Memory Loss: What’s Normal and What’s Not
Everyone has moments of occasional forgetfulness. Maybe we forget where we left our glasses or misplace our cell phone. And increasing forgetfulness can be a normal part of getting older. Our bodies make lots of changes as we get older, and that includes our brains. It can take longer to learn new information, such as how to use new software or program a new television. But as we get older, how can we tell the difference between these normal forgetful moments and signs of cognitive decline or dementia?
People may wonder if they need to worry about these forgetful moments, especially if there is a family history of dementia. The Harvard Medical School reports that by age 60, more than half of all adults have concerns about their memory.
There are many things that can cause memory problems. Certain medications can have side effects that impact a person’s memory. Health conditions, such as blood clots, head injuries, thyroid and liver disorders, and overconsumption of alcohol can all cause memory problems. Those conditions should be treated by a doctor as soon as possible.

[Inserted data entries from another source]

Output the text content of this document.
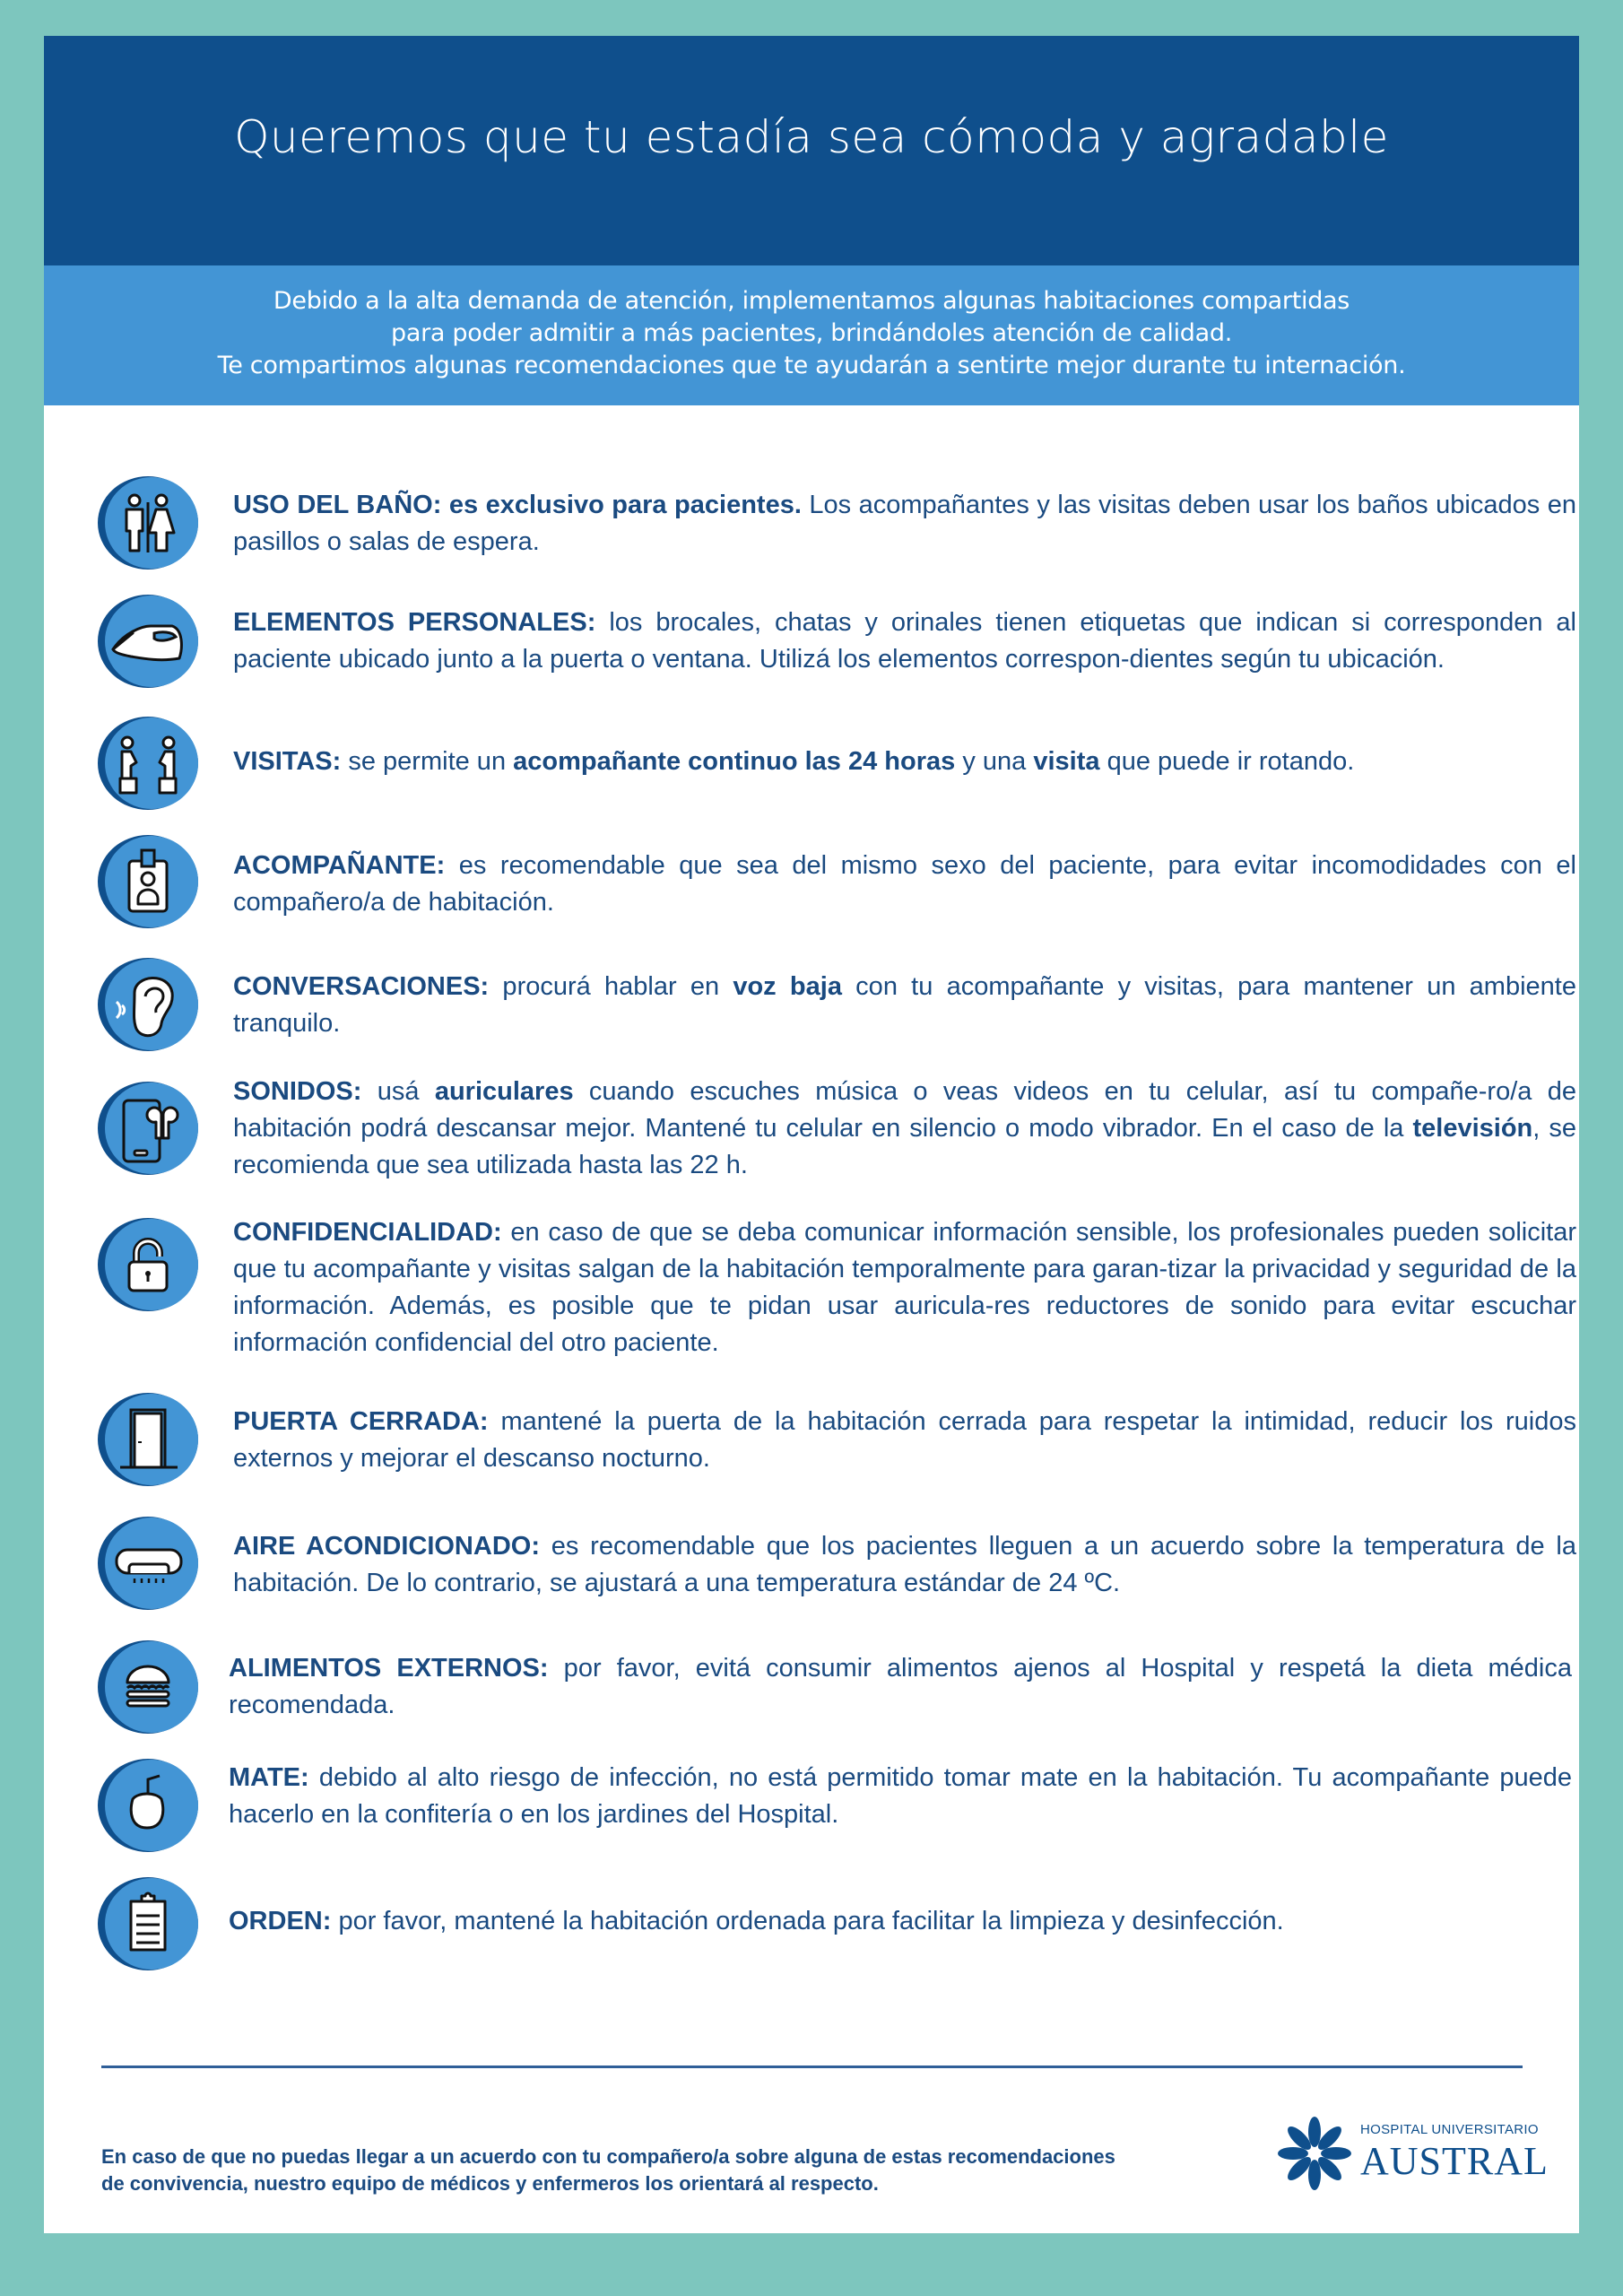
Queremos que tu estadía sea cómoda y agradable
Debido a la alta demanda de atención, implementamos algunas habitaciones compartidas
para poder admitir a más pacientes, brindándoles atención de calidad.
Te compartimos algunas recomendaciones que te ayudarán a sentirte mejor durante tu internación.
USO DEL BAÑO: es exclusivo para pacientes. Los acompañantes y las visitas deben usar los baños ubicados en pasillos o salas de espera.
ELEMENTOS PERSONALES: los brocales, chatas y orinales tienen etiquetas que indican si corresponden al paciente ubicado junto a la puerta o ventana. Utilizá los elementos correspon-dientes según tu ubicación.
VISITAS: se permite un acompañante continuo las 24 horas y una visita que puede ir rotando.
ACOMPAÑANTE: es recomendable que sea del mismo sexo del paciente, para evitar incomodidades con el compañero/a de habitación.
CONVERSACIONES: procurá hablar en voz baja con tu acompañante y visitas, para mantener un ambiente tranquilo.
SONIDOS: usá auriculares cuando escuches música o veas videos en tu celular, así tu compañe-ro/a de habitación podrá descansar mejor. Mantené tu celular en silencio o modo vibrador. En el caso de la televisión, se recomienda que sea utilizada hasta las 22 h.
CONFIDENCIALIDAD: en caso de que se deba comunicar información sensible, los profesionales pueden solicitar que tu acompañante y visitas salgan de la habitación temporalmente para garan-tizar la privacidad y seguridad de la información. Además, es posible que te pidan usar auricula-res reductores de sonido para evitar escuchar información confidencial del otro paciente.
PUERTA CERRADA: mantené la puerta de la habitación cerrada para respetar la intimidad, reducir los ruidos externos y mejorar el descanso nocturno.
AIRE ACONDICIONADO: es recomendable que los pacientes lleguen a un acuerdo sobre la temperatura de la habitación. De lo contrario, se ajustará a una temperatura estándar de 24 ºC.
ALIMENTOS EXTERNOS: por favor, evitá consumir alimentos ajenos al Hospital y respetá la dieta médica recomendada.
MATE: debido al alto riesgo de infección, no está permitido tomar mate en la habitación. Tu acompañante puede hacerlo en la confitería o en los jardines del Hospital.
ORDEN: por favor, mantené la habitación ordenada para facilitar la limpieza y desinfección.
En caso de que no puedas llegar a un acuerdo con tu compañero/a sobre alguna de estas recomendaciones
de convivencia, nuestro equipo de médicos y enfermeros los orientará al respecto.
HOSPITAL UNIVERSITARIO
AUSTRAL
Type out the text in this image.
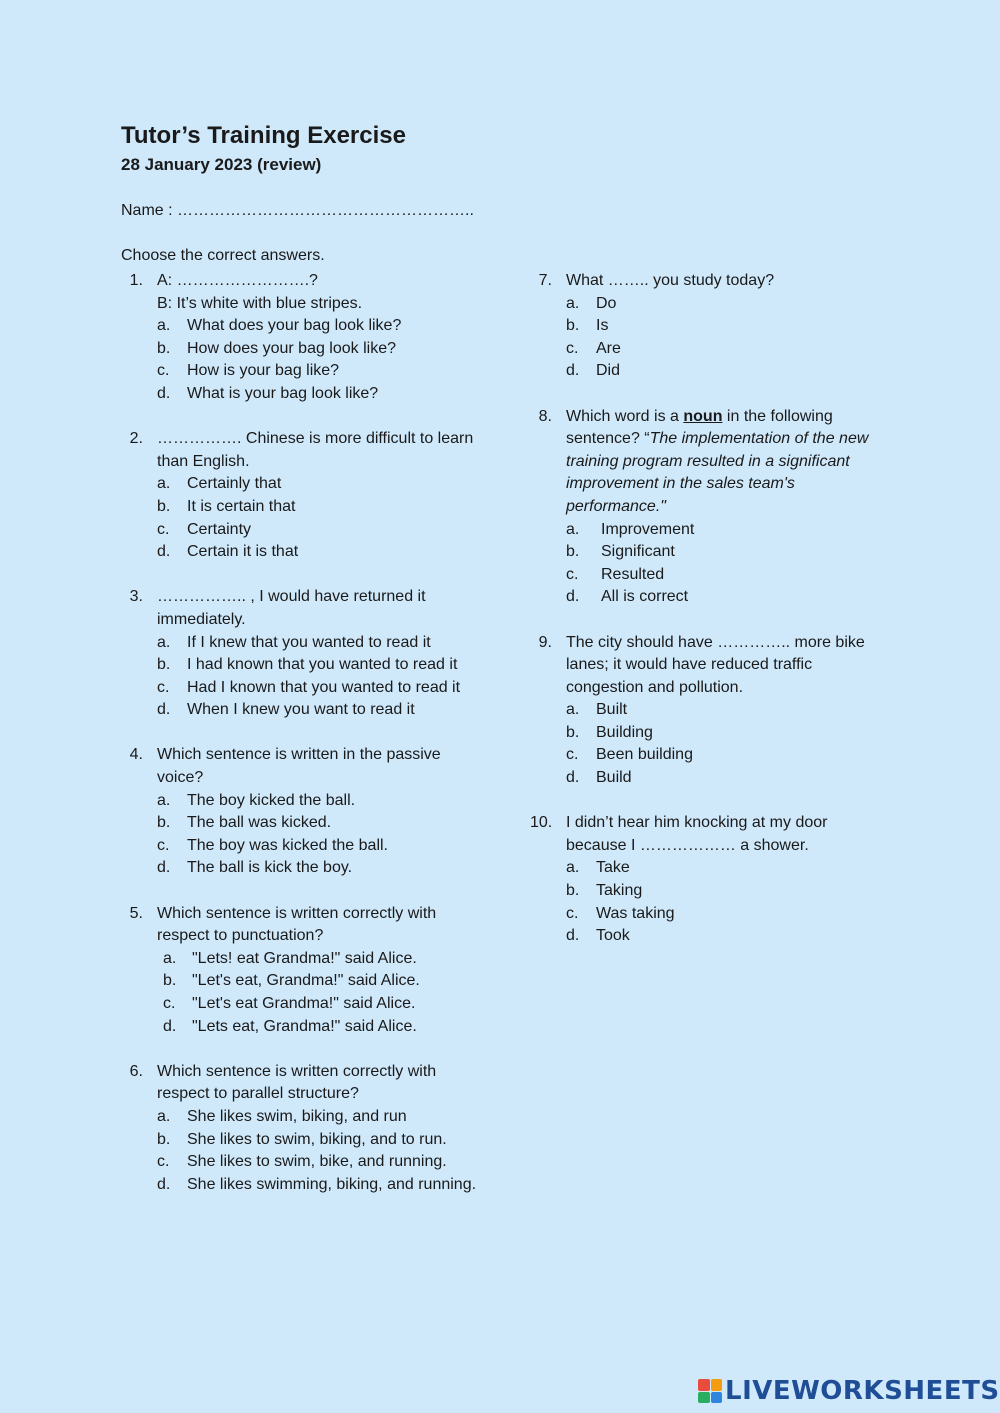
Tutor’s Training Exercise
28 January 2023 (review)
Name : ………………………………………………..
Choose the correct answers.
1. A: …………………….?
B: It’s white with blue stripes.
a. What does your bag look like?
b. How does your bag look like?
c. How is your bag like?
d. What is your bag look like?
2. ……………. Chinese is more difficult to learn than English.
a. Certainly that
b. It is certain that
c. Certainty
d. Certain it is that
3. …………….. , I would have returned it immediately.
a. If I knew that you wanted to read it
b. I had known that you wanted to read it
c. Had I known that you wanted to read it
d. When I knew you want to read it
4. Which sentence is written in the passive voice?
a. The boy kicked the ball.
b. The ball was kicked.
c. The boy was kicked the ball.
d. The ball is kick the boy.
5. Which sentence is written correctly with respect to punctuation?
a. "Lets! eat Grandma!" said Alice.
b. "Let's eat, Grandma!" said Alice.
c. "Let's eat Grandma!" said Alice.
d. "Lets eat, Grandma!" said Alice.
6. Which sentence is written correctly with respect to parallel structure?
a. She likes swim, biking, and run
b. She likes to swim, biking, and to run.
c. She likes to swim, bike, and running.
d. She likes swimming, biking, and running.
7. What …….. you study today?
a. Do
b. Is
c. Are
d. Did
8. Which word is a noun in the following sentence? “The implementation of the new training program resulted in a significant improvement in the sales team's performance."
a. Improvement
b. Significant
c. Resulted
d. All is correct
9. The city should have ………….. more bike lanes; it would have reduced traffic congestion and pollution.
a. Built
b. Building
c. Been building
d. Build
10. I didn’t hear him knocking at my door because I ……………… a shower.
a. Take
b. Taking
c. Was taking
d. Took
LIVEWORKSHEETS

Emotional trauma can also cause memory issues. Dissociative amnesia is a coping mechanism similar to post-traumatic stress disorder, where someone goes through an extremely traumatic event like a natural disaster or war and can no longer remember details about their life or the event. And on a much smaller scale, we can develop memory problems when we go through stressful life events like a divorce or loss of a close family member. A mental health therapist or doctor can help if memory problems from stress persist longer than two weeks.
Here’s what to remember about normal forgetfulness versus signs of dementia:
- Dementia is disabling. People lose their ability to have conversations, understand their place in time and space, and perform the activities of daily living.
- Dementia is progressive. Typical age-related memory problems are temporary, but dementia memory problems will continue to worsen.
The good news is that it is never too late to make lifestyle changes that can help protect the health of your brain. Here are 10 things you can do to show your brain some love:
- Quit smoking. It’s never too late!
- Stay physically active. Try to be active every day.
- Prevent falls, wear your seatbelt, and don’t forget a helmet when on your bike.
- Get educated! Lifelong learning reduces your risk of cognitive decline.
- Take care of your heart. Cardiovascular risk is tied to cognitive health.
- Get good sleep. Your brain does important work while you sleep.
- Take care of your mental health.
- Stay socially active. Volunteer in your community or join a club.
- Challenge your brain. Play Wordle or do a daily crossword puzzle.
- Eat a healthy and balanced diet.
Even if you do experience mild cognitive decline, early detection is the key to the best treatment options to slow the progression of disease.
This article is not intended to replace the advice of your doctor. Seek treatment for any suspected memory issues.